The “countClicks” function sets the variable named “theCount” to 0, then repeatedly calls the “detectClick” function until the time indicated in the variable named “theInterval” runs out. The variable “theCount” gets increased by one for each click detected during the time interval. Note that an Interval of 1000 milliseconds is equal to one whole second.
The main loop has two, major If statements. Each If statement has a couple of interior If statements that enforce the relevant rule.
The first major If statement runs only if the LED is off. It checks for a click. If a click is detected, then it sets a 1000-millisecond interval and calls the countClicks function. The interior If statements in this code segment turn the LED on if EXACTLY one more click happens during the Interval.

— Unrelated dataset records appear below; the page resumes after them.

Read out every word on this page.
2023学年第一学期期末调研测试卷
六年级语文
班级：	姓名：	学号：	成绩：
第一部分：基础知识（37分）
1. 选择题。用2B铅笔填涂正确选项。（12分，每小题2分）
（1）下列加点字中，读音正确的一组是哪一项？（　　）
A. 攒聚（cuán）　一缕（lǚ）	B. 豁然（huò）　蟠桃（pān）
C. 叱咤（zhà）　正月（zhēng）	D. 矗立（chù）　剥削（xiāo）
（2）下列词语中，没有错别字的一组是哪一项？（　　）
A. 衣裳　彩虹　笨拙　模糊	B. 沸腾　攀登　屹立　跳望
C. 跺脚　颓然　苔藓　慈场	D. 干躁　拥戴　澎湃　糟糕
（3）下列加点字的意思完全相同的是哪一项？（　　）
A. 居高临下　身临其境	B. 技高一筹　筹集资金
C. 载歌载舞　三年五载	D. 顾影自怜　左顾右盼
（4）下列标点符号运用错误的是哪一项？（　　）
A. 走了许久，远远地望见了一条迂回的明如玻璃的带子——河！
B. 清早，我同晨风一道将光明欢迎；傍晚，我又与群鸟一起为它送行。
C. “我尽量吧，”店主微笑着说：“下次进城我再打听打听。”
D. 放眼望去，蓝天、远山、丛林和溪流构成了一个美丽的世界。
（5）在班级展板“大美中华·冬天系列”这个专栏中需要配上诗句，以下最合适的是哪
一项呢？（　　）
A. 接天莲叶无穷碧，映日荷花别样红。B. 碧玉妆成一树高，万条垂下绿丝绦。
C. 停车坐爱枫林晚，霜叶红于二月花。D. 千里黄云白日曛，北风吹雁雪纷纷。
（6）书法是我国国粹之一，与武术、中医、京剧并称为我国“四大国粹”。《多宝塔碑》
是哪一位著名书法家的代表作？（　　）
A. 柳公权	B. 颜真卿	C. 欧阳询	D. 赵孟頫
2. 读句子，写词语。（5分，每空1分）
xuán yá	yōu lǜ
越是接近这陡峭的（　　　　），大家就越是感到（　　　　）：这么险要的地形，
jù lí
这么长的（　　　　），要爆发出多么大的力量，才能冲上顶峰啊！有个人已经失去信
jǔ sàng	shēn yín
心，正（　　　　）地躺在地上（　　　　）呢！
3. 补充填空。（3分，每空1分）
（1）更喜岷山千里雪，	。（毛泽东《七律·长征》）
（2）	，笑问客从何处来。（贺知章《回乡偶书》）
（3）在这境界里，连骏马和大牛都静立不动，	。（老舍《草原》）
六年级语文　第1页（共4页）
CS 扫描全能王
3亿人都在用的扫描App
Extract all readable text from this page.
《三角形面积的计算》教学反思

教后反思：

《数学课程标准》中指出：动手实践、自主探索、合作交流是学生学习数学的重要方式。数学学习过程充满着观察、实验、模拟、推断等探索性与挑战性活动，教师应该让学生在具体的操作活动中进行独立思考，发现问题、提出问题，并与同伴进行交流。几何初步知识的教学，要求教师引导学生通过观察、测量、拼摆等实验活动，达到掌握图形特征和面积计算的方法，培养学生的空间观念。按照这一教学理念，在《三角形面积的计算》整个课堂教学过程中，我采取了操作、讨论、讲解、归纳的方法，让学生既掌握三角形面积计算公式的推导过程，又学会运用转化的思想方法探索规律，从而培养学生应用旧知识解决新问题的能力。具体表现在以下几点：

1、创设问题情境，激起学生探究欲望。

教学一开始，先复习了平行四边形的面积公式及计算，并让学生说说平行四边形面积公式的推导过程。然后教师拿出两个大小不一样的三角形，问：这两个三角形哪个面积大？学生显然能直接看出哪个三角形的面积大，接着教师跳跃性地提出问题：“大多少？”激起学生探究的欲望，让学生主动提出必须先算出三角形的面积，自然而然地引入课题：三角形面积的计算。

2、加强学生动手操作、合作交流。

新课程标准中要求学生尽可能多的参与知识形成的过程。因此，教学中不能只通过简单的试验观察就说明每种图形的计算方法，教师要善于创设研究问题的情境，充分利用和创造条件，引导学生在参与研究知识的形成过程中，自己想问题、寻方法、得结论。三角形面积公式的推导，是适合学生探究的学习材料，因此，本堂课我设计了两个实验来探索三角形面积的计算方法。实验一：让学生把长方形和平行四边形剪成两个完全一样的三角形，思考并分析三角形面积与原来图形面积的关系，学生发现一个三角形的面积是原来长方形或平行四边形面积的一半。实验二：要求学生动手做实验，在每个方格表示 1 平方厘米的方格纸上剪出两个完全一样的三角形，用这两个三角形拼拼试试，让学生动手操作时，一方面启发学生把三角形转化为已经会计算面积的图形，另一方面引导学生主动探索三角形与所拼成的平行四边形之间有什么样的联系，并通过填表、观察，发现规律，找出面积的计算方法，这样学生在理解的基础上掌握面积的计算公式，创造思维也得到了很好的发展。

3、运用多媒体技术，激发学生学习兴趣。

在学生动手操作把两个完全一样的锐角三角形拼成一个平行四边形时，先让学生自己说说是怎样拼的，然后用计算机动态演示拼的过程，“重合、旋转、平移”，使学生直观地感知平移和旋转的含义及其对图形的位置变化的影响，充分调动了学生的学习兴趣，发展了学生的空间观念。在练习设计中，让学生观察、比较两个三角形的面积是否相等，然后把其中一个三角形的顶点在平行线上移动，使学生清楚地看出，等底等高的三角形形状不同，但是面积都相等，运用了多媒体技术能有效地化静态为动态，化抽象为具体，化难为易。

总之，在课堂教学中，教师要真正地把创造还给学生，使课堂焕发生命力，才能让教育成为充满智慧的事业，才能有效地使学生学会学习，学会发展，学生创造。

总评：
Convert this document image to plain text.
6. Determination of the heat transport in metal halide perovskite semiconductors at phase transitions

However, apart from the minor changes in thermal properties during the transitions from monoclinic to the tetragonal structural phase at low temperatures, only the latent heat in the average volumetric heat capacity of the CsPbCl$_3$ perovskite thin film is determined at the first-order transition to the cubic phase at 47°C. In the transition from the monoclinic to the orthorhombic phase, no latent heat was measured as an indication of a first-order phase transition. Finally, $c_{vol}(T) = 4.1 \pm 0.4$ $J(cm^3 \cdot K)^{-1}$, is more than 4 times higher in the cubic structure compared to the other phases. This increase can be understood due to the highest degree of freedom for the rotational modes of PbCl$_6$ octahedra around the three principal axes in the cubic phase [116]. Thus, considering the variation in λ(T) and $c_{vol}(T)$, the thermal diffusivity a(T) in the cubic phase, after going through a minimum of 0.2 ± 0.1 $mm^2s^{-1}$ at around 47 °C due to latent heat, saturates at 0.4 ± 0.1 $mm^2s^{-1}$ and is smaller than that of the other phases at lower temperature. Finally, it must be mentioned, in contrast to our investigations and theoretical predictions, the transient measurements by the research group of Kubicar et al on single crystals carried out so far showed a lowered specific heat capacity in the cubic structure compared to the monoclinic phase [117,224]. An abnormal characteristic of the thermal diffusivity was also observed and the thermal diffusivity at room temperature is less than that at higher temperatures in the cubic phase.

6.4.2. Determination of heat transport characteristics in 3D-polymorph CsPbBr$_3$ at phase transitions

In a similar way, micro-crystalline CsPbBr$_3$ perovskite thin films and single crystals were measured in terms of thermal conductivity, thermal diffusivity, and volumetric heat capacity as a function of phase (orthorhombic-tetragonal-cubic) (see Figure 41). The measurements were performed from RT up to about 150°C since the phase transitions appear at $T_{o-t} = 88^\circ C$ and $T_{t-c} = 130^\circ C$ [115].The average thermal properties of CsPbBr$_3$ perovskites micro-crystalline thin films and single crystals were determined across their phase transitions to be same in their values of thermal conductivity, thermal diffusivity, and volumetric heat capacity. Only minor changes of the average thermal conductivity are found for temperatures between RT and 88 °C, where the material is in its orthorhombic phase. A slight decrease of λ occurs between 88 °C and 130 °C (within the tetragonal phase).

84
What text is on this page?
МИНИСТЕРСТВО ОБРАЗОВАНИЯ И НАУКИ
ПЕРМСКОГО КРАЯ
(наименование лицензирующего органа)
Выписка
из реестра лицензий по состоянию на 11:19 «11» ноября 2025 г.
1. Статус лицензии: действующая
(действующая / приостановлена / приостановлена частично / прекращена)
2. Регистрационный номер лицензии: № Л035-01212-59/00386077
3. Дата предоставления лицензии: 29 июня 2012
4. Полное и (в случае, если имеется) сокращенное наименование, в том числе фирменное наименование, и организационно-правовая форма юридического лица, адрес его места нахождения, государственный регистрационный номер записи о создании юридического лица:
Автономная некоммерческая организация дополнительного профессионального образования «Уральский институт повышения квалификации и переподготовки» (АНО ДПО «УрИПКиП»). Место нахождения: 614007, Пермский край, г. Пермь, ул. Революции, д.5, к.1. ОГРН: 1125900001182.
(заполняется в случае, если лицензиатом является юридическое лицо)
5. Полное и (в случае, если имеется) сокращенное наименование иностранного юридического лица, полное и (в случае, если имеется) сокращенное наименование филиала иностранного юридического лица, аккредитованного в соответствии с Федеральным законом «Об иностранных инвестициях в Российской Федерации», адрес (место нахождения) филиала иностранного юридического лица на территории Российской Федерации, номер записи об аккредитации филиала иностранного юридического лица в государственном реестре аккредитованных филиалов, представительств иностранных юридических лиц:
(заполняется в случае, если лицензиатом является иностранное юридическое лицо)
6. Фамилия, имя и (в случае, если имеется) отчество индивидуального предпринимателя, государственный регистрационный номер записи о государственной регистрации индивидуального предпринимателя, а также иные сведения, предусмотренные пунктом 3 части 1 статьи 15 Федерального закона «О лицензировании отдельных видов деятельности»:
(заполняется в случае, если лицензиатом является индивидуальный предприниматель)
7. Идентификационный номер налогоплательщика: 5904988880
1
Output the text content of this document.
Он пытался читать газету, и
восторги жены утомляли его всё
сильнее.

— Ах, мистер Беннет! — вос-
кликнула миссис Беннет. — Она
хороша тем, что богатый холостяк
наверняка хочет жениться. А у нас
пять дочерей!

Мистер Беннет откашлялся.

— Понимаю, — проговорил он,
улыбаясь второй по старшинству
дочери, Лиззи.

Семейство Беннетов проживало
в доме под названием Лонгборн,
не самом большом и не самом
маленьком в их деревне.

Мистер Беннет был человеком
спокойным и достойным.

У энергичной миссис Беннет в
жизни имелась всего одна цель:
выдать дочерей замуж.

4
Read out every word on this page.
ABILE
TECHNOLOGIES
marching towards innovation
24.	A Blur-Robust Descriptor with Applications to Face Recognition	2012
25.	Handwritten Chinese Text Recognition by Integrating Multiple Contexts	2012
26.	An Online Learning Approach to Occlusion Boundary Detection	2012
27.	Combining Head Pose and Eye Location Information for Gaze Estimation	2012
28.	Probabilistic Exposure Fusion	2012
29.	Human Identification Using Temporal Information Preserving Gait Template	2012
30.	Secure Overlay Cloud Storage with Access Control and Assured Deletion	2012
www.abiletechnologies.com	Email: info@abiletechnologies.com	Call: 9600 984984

The second major If statement in the main loop runs only if the LED is on. It works the same as the first If statement, with one difference. It turns the light off only if there are NO MORE clicks during the interval.
For both major IF statements, the light turns on or off after the full one-second interval elapses.
Step 11: What About That Issue With the Elegoo Example Code?
The push button module by Elegoo has a “pull-up” resistor connecting the power and signal pins. It is there to help "de-bounce" the push button. This is a very nice feature that helps to eliminate the need for a breadboard.
The pull-up resistor will hold the button in a “HIGH” voltage state when the button is not being pressed. Pressing the button short-circuits the power to the ground, which also pulls the signal on the button down to “LOW” voltage.
The code examples in this Instructable make use of this behavior. An action starts when the signal on Pin 8 goes “LOW”, indicating the button is being pushed. The action stops when the signal goes “HIGH”, indicating the button has been released.
At the time of writing, this was the opposite logic compared to the example code provided by Elegoo on its official web site for use with Arduino. Either approach can serve the purpose. The programmer just has to determine which state, HIGH or LOW, corresponds to the action the program should take.